Officiellement, ces évolutions dans les techniques de tir ont été justifiées par le souci de réduire au maximum les conséquences des essais sur l'environnement et sur la santé humaine. En réalité, on s'aperçoit qu'il a fallu aussi très largement tenir compte des circonstances politiques et en particulier de la pression des Etats voisins des polygones de tir, pression qui n'a jamais cessé pour atteindre son paroxysme lors de la reprise des essais en 1995.

Dès le départ, les essais nucléaires français ont eu des répercussions, souvent difficiles à gérer, sur l'environnement diplomatique de la France qui a dû, à de nombreuses reprises, s'opposer à des pays amis et en particulier à des puissances qui avaient elles-mêmes procédé à des essais ou qui avaient accepté d'en accueillir sur leur sol.

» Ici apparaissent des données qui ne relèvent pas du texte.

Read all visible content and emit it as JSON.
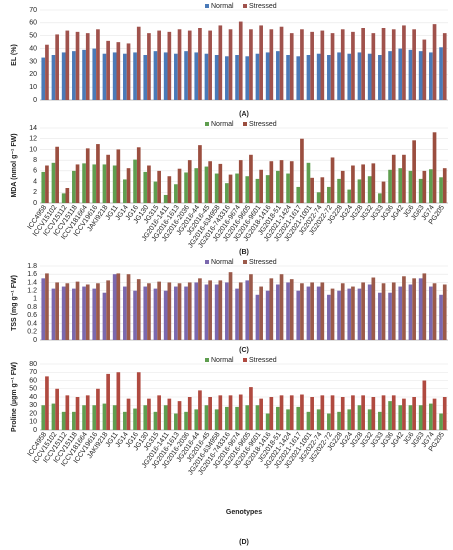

En revanche, la contestation intérieure est toujours restée très limitée et n'a, en tout cas, jamais atteint la grande masse de la population. Le problème des conséquences des essais nucléaires est resté quasiment ignoré du grand public qui n'y a attaché qu'une importance toute relative, peut-être parce que les champs de tirs utilisés se trouvaient très éloignés de la Métropole. La seule véritable contestation a en effet été le fait d'une partie de la population de la Polynésie française qui aurait pu se trouver directement concernée par les retombées éventuelles de ces expériences.